Global existence and asymptotic decay for small solutions of general quasilinear hyperbolic balance laws
Matthias Sroczinski
TL;DR
The paper addresses global existence and decay for small solutions to general quasilinear hyperbolic balance laws without relying on an entropy structure or symmetry in the source term. It develops a para-differential framework under (H), (RH) and the dissipation conditions (D1)-(D3) to capture dissipation across Fourier scales, establishing linear Fourier-space decay and a nonlinear stability result in $H^s\cap L^1$ for $d\ge3$ with rate $(1+t)^{-d/4}$. The results apply to multidimensional Jin–Xin relaxation systems and clarify the relationship to entropy-dissipative theories, showing global stability beyond entropy-based methods.
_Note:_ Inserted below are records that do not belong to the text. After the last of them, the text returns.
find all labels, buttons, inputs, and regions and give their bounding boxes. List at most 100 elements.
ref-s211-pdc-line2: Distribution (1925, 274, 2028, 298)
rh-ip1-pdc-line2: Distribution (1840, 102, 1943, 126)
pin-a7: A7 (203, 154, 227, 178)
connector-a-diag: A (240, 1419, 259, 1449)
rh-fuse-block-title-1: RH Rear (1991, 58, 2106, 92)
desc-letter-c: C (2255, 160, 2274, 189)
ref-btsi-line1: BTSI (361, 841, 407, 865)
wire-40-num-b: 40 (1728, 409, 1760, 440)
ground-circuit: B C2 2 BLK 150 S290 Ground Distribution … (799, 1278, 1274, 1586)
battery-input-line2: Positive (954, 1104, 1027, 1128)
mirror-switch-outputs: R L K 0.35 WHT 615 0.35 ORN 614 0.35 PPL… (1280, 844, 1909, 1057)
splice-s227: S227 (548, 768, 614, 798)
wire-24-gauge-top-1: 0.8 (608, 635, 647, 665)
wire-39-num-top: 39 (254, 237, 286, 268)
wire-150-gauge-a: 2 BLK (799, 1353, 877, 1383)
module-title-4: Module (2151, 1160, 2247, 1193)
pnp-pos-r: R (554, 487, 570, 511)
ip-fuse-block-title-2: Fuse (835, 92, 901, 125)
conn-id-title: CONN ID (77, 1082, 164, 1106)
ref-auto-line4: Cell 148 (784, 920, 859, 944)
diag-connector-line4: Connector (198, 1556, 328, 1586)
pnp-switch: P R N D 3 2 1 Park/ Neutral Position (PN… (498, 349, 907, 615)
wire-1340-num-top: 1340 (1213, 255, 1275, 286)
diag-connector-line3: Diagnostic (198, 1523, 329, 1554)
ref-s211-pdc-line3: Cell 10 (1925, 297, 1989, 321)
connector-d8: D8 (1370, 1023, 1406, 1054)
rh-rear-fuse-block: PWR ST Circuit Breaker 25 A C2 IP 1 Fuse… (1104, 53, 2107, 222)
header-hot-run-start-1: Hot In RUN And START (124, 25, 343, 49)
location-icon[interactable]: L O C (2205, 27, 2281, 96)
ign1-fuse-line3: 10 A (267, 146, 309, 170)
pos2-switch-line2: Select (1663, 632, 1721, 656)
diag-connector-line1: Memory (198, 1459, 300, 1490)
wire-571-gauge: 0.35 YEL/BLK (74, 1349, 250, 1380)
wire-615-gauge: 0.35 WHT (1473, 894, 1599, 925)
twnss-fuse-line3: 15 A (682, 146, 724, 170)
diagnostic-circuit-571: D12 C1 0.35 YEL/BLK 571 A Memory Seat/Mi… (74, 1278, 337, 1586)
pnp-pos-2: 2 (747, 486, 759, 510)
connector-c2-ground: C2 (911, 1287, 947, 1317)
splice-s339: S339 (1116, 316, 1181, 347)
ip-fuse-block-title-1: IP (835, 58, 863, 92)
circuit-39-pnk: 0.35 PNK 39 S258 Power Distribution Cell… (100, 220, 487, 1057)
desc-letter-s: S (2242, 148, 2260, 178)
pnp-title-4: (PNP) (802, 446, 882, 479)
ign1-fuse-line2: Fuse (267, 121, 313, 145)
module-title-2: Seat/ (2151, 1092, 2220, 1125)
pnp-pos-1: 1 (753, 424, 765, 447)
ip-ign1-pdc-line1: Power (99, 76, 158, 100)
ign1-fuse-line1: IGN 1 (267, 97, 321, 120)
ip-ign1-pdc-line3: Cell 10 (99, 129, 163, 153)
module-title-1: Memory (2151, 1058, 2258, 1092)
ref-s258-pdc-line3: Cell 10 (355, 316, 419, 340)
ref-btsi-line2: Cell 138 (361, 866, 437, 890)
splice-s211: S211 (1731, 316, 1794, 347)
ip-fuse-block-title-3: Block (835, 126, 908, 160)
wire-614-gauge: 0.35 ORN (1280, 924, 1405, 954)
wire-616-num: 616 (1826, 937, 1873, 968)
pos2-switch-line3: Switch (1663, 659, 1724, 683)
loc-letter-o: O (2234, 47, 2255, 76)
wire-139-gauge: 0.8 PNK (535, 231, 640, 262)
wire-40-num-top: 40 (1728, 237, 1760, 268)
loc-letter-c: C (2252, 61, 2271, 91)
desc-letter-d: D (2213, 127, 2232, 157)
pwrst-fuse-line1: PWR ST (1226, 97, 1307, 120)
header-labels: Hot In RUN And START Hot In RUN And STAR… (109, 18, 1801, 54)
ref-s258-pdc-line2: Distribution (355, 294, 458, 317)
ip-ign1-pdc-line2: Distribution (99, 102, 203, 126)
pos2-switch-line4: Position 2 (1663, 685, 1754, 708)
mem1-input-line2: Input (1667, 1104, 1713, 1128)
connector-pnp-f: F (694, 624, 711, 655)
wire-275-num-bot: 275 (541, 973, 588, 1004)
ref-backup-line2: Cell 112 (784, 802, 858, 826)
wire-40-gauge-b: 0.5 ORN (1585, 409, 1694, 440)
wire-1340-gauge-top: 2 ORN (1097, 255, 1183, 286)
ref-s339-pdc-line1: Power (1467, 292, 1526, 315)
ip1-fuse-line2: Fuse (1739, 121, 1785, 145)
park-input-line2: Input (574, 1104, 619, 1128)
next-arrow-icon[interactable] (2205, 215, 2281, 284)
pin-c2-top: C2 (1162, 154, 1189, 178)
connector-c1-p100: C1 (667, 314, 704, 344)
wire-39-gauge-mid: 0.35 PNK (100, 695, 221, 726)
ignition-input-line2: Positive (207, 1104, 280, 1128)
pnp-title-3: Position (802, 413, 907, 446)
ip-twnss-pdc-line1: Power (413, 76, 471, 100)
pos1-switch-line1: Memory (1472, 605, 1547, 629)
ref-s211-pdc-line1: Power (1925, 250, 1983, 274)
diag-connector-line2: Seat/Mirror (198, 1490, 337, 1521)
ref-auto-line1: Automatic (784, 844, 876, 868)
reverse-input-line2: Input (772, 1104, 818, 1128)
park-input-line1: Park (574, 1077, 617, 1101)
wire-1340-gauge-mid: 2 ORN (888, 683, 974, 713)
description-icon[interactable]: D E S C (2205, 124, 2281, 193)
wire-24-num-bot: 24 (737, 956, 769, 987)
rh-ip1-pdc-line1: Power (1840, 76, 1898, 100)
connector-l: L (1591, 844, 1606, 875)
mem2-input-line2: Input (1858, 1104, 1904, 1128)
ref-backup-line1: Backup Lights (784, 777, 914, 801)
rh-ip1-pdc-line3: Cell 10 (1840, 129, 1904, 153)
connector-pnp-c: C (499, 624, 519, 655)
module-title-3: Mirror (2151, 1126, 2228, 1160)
This extends classical Kawashima–Yong-type results to a broader class of systems and provides a robust tool for analyzing nonlinearly dissipative hyperbolic balance laws in higher dimensions.
Abstract
This paper establishes global existence and asymptotic decay for small solutions to quasilinear systems of hyperbolic balance laws, where, generalizing previous works, the hyperbolic operator does not need to admit an entropy nor does the source term need to satisfy any symmetry assumptions. Dissipative properties are characterized by three conditions corresponding to regimes of small, intermediate and large wave numbers in Fourier space and the fully non-linear system is treated by using methods of para-differential calculus recently developed in the context for proofs of global existence and decay in second-order hyperbolic systems. The present work leads, in particular, to asymptotic stability of rest-states for multidimensional Jin-Xin relaxation system, a result not accessible through previous methods.